Si es parte de su vida lo que inspira sus libros, ¿por qué recurre a la narrativa y no a unas memorias?
No voy por la vida viviendo como un cuadro de Francis Bacon. Las mentiras que invento, las ficciones que creo, no son yo. Son invenciones. Rigby John y Ben Grunewald son mentiras que he creado sobre mí mismo para contar una verdad más profunda. La memoria es un registro de los acontecimientos. La ficción es la interpretación de los acontecimientos.
Usted nació en Pocatello (Idaho), lugar al que ha regresado una y otra vez en sus libros. ¿Por nostalgia o para saldar viejas deudas?
Apuesto a que en Pocatello no me conocen ni diez personas.

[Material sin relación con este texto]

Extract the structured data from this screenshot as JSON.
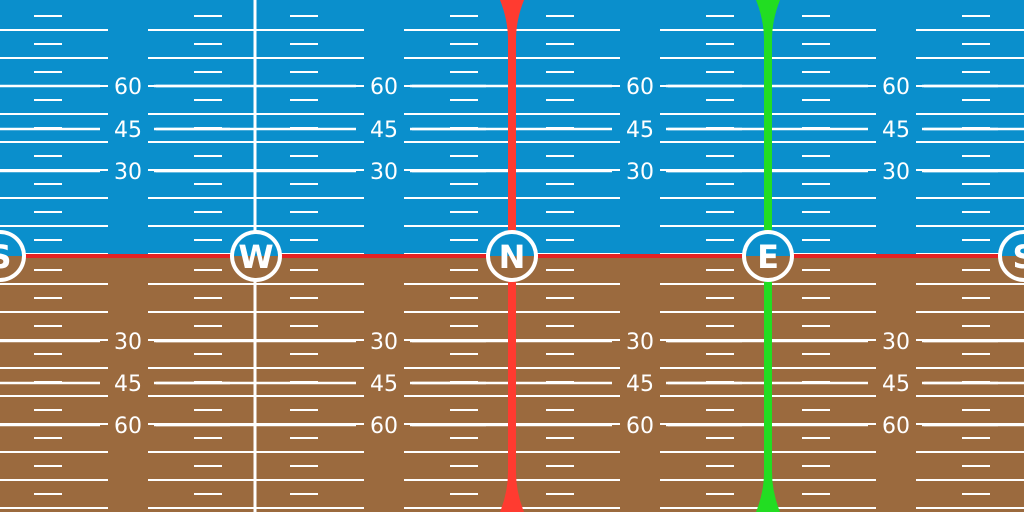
{
  "colors": {
    "sky": "#0a8fcc",
    "ground": "#9b6a3e",
    "tick": "#ffffff",
    "horizon": "#e42323",
    "meridian_red": "#ff3b30",
    "meridian_green": "#22dd22",
    "badge_fill": "#ffffff",
    "badge_text_sky": "#1384c6",
    "badge_text_ground": "#1384c6"
  },
  "pitch_labels": {
    "sky": [
      "60",
      "45",
      "30"
    ],
    "ground": [
      "30",
      "45",
      "60"
    ]
  },
  "pitch_values": {
    "sky": [
      60,
      45,
      30
    ],
    "ground": [
      30,
      45,
      60
    ]
  },
  "headings": [
    {
      "label": "S",
      "azimuth": 180
    },
    {
      "label": "W",
      "azimuth": 270
    },
    {
      "label": "N",
      "azimuth": 0
    },
    {
      "label": "E",
      "azimuth": 90
    },
    {
      "label": "S",
      "azimuth": 180
    }
  ],
  "meridians": [
    {
      "azimuth": 0,
      "color": "red"
    },
    {
      "azimuth": 90,
      "color": "green"
    }
  ]
}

Vuelvo a Pocatello porque es mi hogar, el lugar temido en el que mi corazón canta.
¿Revivir el pasado es terapéutico?
Mi escritura tiene una faceta sanadora. Por lo general, cuando empiezo a escribir es porque hay dentro de mí un lugar dolorido, o triste, o enfadado. De hecho, cuando empiezo a notar ese sentimiento en mi interior, no sé qué es. Todo lo que sé es que no me deja en paz. Así que voy a ese lugar y empiezo a mentir. Empiezo a verter los acontecimientos de mi vida sobre mi sistema nervioso. Empiezo a crear mis propios papas gritando. A menudo, en estos viajes a la médula se produce un momento de comprensión repentino, es decir, una concienciación que no había tenido antes. Y tomo esa concienciación y me aferro a ella, y como ahora tengo conciencia de ello, ya nunca volveré a ser la misma persona.

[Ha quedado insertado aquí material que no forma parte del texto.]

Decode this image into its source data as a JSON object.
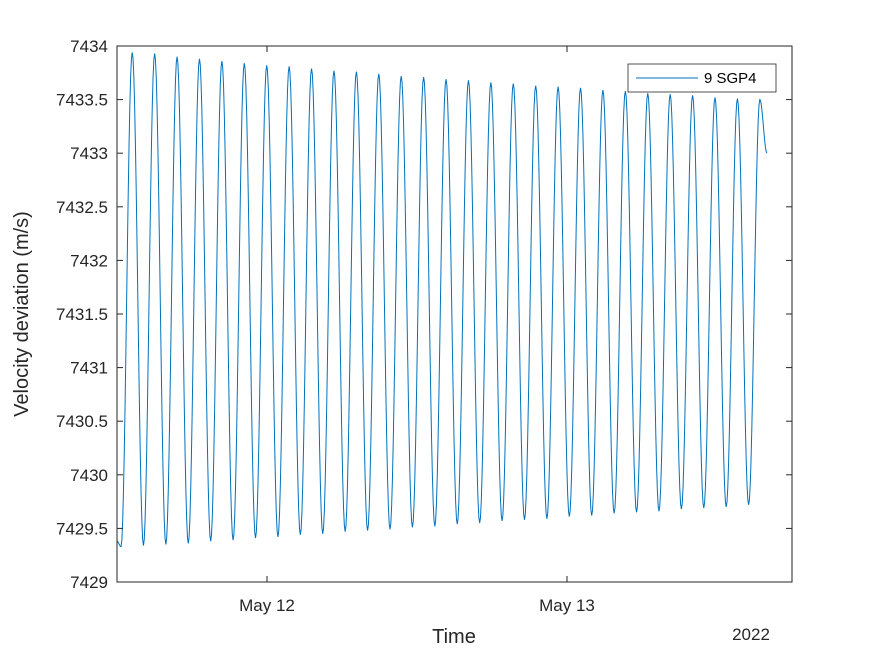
{
  "chart_data": {
    "type": "line",
    "xlabel": "Time",
    "ylabel": "Velocity deviation (m/s)",
    "x_year_label": "2022",
    "xlim": [
      "2022-05-11 12:00",
      "2022-05-13 18:00"
    ],
    "x_ticks": [
      {
        "value": "2022-05-12 00:00",
        "label": "May 12"
      },
      {
        "value": "2022-05-13 00:00",
        "label": "May 13"
      }
    ],
    "ylim": [
      7429,
      7434
    ],
    "y_ticks": [
      {
        "value": 7429,
        "label": "7429"
      },
      {
        "value": 7429.5,
        "label": "7429.5"
      },
      {
        "value": 7430,
        "label": "7430"
      },
      {
        "value": 7430.5,
        "label": "7430.5"
      },
      {
        "value": 7431,
        "label": "7431"
      },
      {
        "value": 7431.5,
        "label": "7431.5"
      },
      {
        "value": 7432,
        "label": "7432"
      },
      {
        "value": 7432.5,
        "label": "7432.5"
      },
      {
        "value": 7433,
        "label": "7433"
      },
      {
        "value": 7433.5,
        "label": "7433.5"
      },
      {
        "value": 7434,
        "label": "7434"
      }
    ],
    "grid": false,
    "legend_position": "top-right",
    "series": [
      {
        "name": "9 SGP4",
        "color": "#0072BD",
        "data_start": "2022-05-11 12:00",
        "data_end": "2022-05-13 16:00",
        "oscillation": {
          "cycles": 29,
          "period_hours": 1.8,
          "peaks": [
            7433.94,
            7433.93,
            7433.9,
            7433.88,
            7433.86,
            7433.84,
            7433.82,
            7433.81,
            7433.79,
            7433.77,
            7433.76,
            7433.74,
            7433.72,
            7433.71,
            7433.69,
            7433.68,
            7433.66,
            7433.65,
            7433.63,
            7433.62,
            7433.61,
            7433.59,
            7433.58,
            7433.56,
            7433.55,
            7433.54,
            7433.52,
            7433.51,
            7433.5
          ],
          "troughs": [
            7429.33,
            7429.34,
            7429.35,
            7429.36,
            7429.38,
            7429.39,
            7429.41,
            7429.42,
            7429.44,
            7429.45,
            7429.47,
            7429.48,
            7429.49,
            7429.51,
            7429.52,
            7429.54,
            7429.55,
            7429.57,
            7429.58,
            7429.59,
            7429.61,
            7429.62,
            7429.64,
            7429.65,
            7429.66,
            7429.68,
            7429.69,
            7429.7,
            7429.72
          ],
          "start_value": 7429.38,
          "end_value": 7433.0
        }
      }
    ]
  }
}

¿Cuál diría que es el tema de sus libros? ¿La identidad? ¿La búsqueda del amor? ¿El dolor?
En cada libro intento contar una verdad determinada. En cada libro, esa verdad es distinta, pero la misma. El tema implica por lo general a un protagonista que logra derrocar el poderoso yugo de la tiranía y aprender a confiar en sí mismo.
¿Cuándo se despertó en usted la vocación literaria? ¿Fue en la granja en la que creció?

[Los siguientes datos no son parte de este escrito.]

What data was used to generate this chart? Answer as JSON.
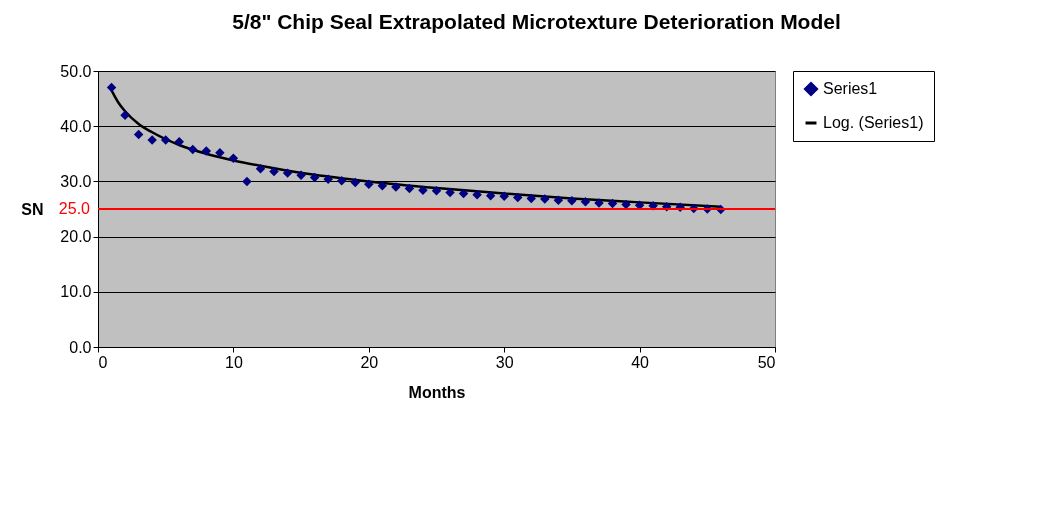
{
  "chart_data": {
    "type": "scatter",
    "title": "5/8\" Chip Seal Extrapolated Microtexture Deterioration Model",
    "xlabel": "Months",
    "ylabel": "SN",
    "x": [
      1,
      2,
      3,
      4,
      5,
      6,
      7,
      8,
      9,
      10,
      11,
      12,
      13,
      14,
      15,
      16,
      17,
      18,
      19,
      20,
      21,
      22,
      23,
      24,
      25,
      26,
      27,
      28,
      29,
      30,
      31,
      32,
      33,
      34,
      35,
      36,
      37,
      38,
      39,
      40,
      41,
      42,
      43,
      44,
      45,
      46
    ],
    "series": [
      {
        "name": "Series1",
        "color": "#000080",
        "marker": "diamond",
        "values": [
          47.0,
          42.0,
          38.5,
          37.5,
          37.5,
          37.2,
          35.8,
          35.5,
          35.2,
          34.2,
          30.0,
          32.3,
          31.8,
          31.5,
          31.1,
          30.7,
          30.4,
          30.1,
          29.8,
          29.5,
          29.2,
          29.0,
          28.7,
          28.4,
          28.3,
          28.0,
          27.8,
          27.6,
          27.4,
          27.3,
          27.1,
          26.9,
          26.8,
          26.6,
          26.5,
          26.3,
          26.1,
          26.0,
          25.8,
          25.7,
          25.6,
          25.4,
          25.3,
          25.1,
          25.0,
          24.9
        ]
      },
      {
        "name": "Log. (Series1)",
        "type": "line",
        "color": "#000000",
        "x": [
          1,
          1.5,
          2,
          3,
          4,
          6,
          8,
          10,
          13,
          16,
          20,
          25,
          30,
          35,
          40,
          46
        ],
        "values": [
          46.5,
          44.3,
          42.7,
          40.4,
          38.9,
          36.6,
          35.0,
          33.8,
          32.4,
          31.2,
          30.0,
          28.8,
          27.8,
          26.9,
          26.2,
          25.4
        ]
      }
    ],
    "xlim": [
      0,
      50
    ],
    "xticks": [
      0,
      10,
      20,
      30,
      40,
      50
    ],
    "ylim": [
      0,
      50
    ],
    "yticks": [
      {
        "value": 0,
        "label": "0.0"
      },
      {
        "value": 10,
        "label": "10.0"
      },
      {
        "value": 20,
        "label": "20.0"
      },
      {
        "value": 30,
        "label": "30.0"
      },
      {
        "value": 40,
        "label": "40.0"
      },
      {
        "value": 50,
        "label": "50.0"
      }
    ],
    "ref_lines": [
      {
        "axis": "y",
        "value": 25,
        "label": "25.0",
        "color": "#ff0000"
      }
    ],
    "grid": "y",
    "legend": "right"
  }
}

De niño no conocía a nadie igual que yo. Era finales de la década de 1940, la de 1950 y luego la de 1960. Ante todo, yo era homosexual y católico, y mi padre veía al homosexual que había en mí e intentaba sacármelo a golpes. La Iglesia católica, cómo no, hacía que me sintiera avergonzado. Me sentía excluido del mundo de los hombres. Así que llevaba conmigo un cuaderno de notas. Podía anotar cosas, y cuando las cosas salían de mí para ir al papel, el hecho de que estas cosas ya no estuviesen en mi interior, sino fuera, el que estos secretos que yo guardaba en mi corazón estuviesen fuera de mí, en el mundo, hacía que yo tuviese de repente un amigo. Alguien a quien podía reconocer. Era yo mismo.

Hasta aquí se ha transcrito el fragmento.